Running KC 12.0.4 from docker on AWS ECS Fargate. I’m starting 2 instances in a cluster, in different AZs. I bring up 2 new instances before bringing down the old 2 instances. I have a problem where I intermittently see the following on startup:
09:05:23,380 WARN [org.jgroups.protocols.pbcast.GMS] (ServerService Thread Pool -- 60) ip-10-0-53-211: JOIN(ip-10-0-53-211) sent to ip-10-0-46-90 timed out (after 3000 ms), on try 0
09:05:26,383 WARN [org.jgroups.protocols.pbcast.GMS] (ServerService Thread Pool -- 60) ip-10-0-53-211: JOIN(ip-10-0-53-211) sent to ip-10-0-46-90 timed out (after 3000 ms), on try 1
09:05:29,385 WARN [org.jgroups.protocols.pbcast.GMS] (ServerService Thread Pool -- 60) ip-10-0-53-211: JOIN(ip-10-0-53-211) sent to ip-10-0-46-90 timed out (after 3000 ms), on try 2
....
Each node does this 10 times trying to reach the other node, and then reverts to standalone mode. However, sometimes it works perfectly, making me think it’s not an AWS network problem. Has anyone else encountered this problem?

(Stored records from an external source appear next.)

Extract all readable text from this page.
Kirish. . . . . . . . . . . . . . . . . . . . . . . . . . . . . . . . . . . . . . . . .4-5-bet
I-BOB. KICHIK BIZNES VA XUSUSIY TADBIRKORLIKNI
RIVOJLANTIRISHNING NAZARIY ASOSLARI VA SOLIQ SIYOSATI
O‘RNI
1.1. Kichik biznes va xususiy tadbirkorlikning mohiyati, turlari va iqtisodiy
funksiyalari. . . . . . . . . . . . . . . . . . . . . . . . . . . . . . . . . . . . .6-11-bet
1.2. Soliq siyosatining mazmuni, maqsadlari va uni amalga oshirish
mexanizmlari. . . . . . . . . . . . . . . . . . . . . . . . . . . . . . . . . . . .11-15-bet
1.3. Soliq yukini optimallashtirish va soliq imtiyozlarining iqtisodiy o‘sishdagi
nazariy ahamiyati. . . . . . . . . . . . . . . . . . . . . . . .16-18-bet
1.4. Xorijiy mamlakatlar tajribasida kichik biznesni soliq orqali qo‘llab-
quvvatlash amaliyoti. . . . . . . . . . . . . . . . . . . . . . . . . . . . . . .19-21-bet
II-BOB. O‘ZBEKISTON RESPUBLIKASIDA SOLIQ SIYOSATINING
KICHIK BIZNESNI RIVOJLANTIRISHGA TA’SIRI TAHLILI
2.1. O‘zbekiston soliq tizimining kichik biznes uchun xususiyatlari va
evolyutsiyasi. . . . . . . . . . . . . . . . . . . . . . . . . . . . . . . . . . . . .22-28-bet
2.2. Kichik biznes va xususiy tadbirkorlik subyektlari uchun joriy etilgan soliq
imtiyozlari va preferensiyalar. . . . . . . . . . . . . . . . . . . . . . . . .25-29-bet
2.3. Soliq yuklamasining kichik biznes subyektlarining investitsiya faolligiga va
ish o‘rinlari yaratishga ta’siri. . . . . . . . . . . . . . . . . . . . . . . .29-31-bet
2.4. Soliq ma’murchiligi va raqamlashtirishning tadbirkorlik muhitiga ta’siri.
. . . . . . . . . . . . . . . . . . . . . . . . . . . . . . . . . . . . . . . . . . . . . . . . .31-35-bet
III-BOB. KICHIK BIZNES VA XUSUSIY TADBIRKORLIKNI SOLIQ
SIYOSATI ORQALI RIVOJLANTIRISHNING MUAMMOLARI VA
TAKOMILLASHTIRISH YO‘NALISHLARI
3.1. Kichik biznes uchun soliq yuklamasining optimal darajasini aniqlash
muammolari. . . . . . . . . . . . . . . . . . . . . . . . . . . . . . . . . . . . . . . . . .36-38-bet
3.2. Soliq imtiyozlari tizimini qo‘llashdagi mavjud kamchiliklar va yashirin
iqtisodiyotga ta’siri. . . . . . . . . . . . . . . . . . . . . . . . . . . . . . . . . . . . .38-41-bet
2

Because the automatic private IP address wasn’t reachable over the network, we saw the above JGroups problem. We solved it by overriding the docker entrypoint and setting the BIND variable.
#!/bin/bash
TOBIND=$(hostname --all-ip-addresses)
# e.g. it's normally returning TOBIND="10.1.1.1 169.254.1.1"
for IP in $TOBIND
do
if [[ $IP != 169* ]] ; # Get rid of 169.x.x.x
then
BIND+=" $IP "
fi
done
echo selecting ip addresses $BIND
BIND=$BIND ./opt/jboss/tools/docker-entrypoint.sh
I don’t know why we had this problem, and I haven’t heard of it more from others that are running keycloak on AWS/Fargate. We did several tests with different network setups, and always had the hostname.... command returning a 169.254.x.x address.